The BG/NBD model requires all the same inputs as the Pareto/NBD model.

The BG/BB model requires the same information as the Pareto/NBD model, but as it models discrete transaction opportunities, this information can be condensed into a recency-frequency matrix. A recency-frequency matrix contains a row for every recency/frequency combination in the given time period, and each row contains the number of customers with that recency/frequency combination. Since frequency will always be less than or equal to recency, this matrix will contain (n)(n-1)/2 + 1 rows at most, with n as the number of transaction opportunities (of course, the maximum number of rows for pooled data - for customers with varying numbers of transaction opportunities - will be the sum of the above equation for each unique number of transaction opportunities). You can convert a CBS to recency-frequency matrices using dc.MakeRFmatrixCal and dc.MakeRFmatrixHoldout.

If you want to test the data contained in the package, or have data formatted as a customer-by-sufficient-statistic or recency-frequency matrix, a good starting place would be pnbd.EstimateParameters, bgnbd.EstimateParameters, or bgbb.EstimateParameters.

Following that, pnbd.PlotFrequencyInCalibration, bgnbd.PlotFrequencyInCalibration and bgbb.PlotFrequencyInCalibration will give a check that the model fits the data in-sample. Further plotting functions, comparing actual and expected results, are labelled "pnbd.Plot...", "bgnbd.Plot..." and "bgbb.Plot...". The building blocks of these functions are also provided: pnbd.LL, bgnbd.LL bgbb.LL, pnbd.pmf, bgnbd.pmf, bgbb.pmf, pnbd.Expectation, bgnbd.Expectation, bgbb.Expectation, pnbd.ConditionalExpectedTransactions, bgnbd.ConditionalExpectedTransactions, and bgbb.ConditionalExpectedTransactions may be of particular interest.

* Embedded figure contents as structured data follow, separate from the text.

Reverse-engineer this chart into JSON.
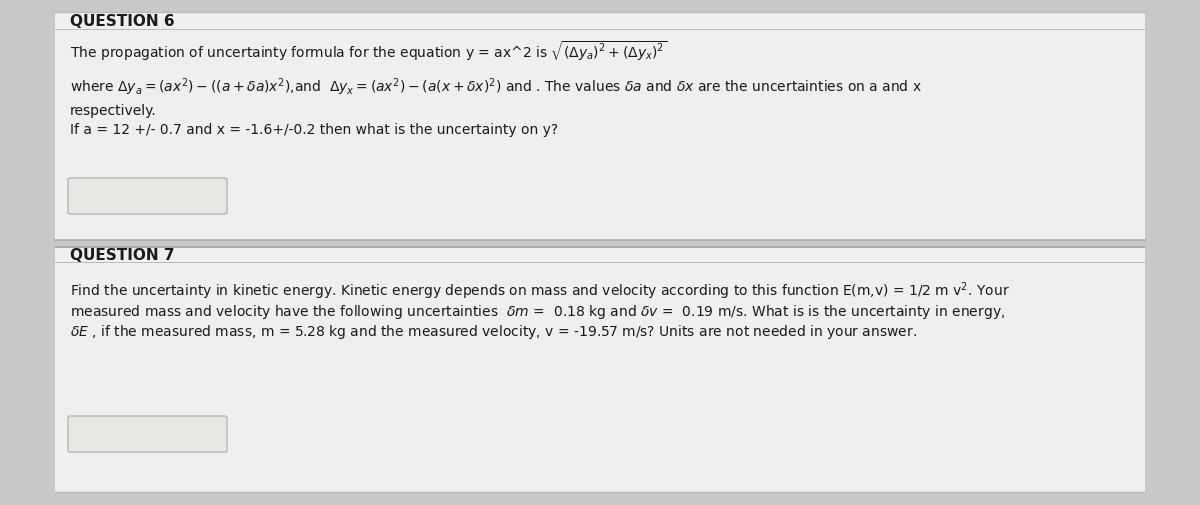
{
  "bg_color": "#c8c8c8",
  "panel_color": "#f0efee",
  "text_color": "#1a1a1a",
  "q6_title": "QUESTION 6",
  "q7_title": "QUESTION 7",
  "fig_width": 12.0,
  "fig_height": 5.06,
  "dpi": 100,
  "divider_color": "#bbbbbb",
  "box_color": "#e8e7e5",
  "answer_box_color": "#e0dedd",
  "title_fontsize": 11,
  "body_fontsize": 10
}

This package uses the following conventions:

The time period used to estimate the model parameters is called the calibration period. Users may be accustomed to this being called the estimation period, or simply being referred to as "in-sample". Function parameter names generally follow this convention: for example, "n.cal" is used to refer to the number of transaction opportunities in the calibration period.

The time period used to validate model performance is called the holdout period. Users may be accustomed to this being called the validation period, or simply being referred to as "out-of-sample". Function parameters relating to this time period are generally appended with ".star". For example, n.star is used to refer to the number of transaction opportunities in the holdout period.

As described in the papers referenced below, the BG/BB, BG/NBD and Pareto/NBD models are generally concerned with repeat transactions, not total transactions. This means that a customer's first transaction in the calibration period is usually not part of the data being modeled - this is due to the fact that a new customer generally does not show up "on the company's radar" until after their first purchase has taken place. This means that the modal number of repeat purchases tends to be zero. If your data does not have a relatively large number of customers with zero transactions, but does have a relatively large number of customers with one transaction, and the estimation functions are struggling, the problem is most likely that you are including customers' very first transactions. Some of the data-conversion functions have examples illustrating how to work with data that includes this very first transaction. Note that this does not apply to the holdout period; in the holdout period, we already know about the customer and take all of their previous transactions into account.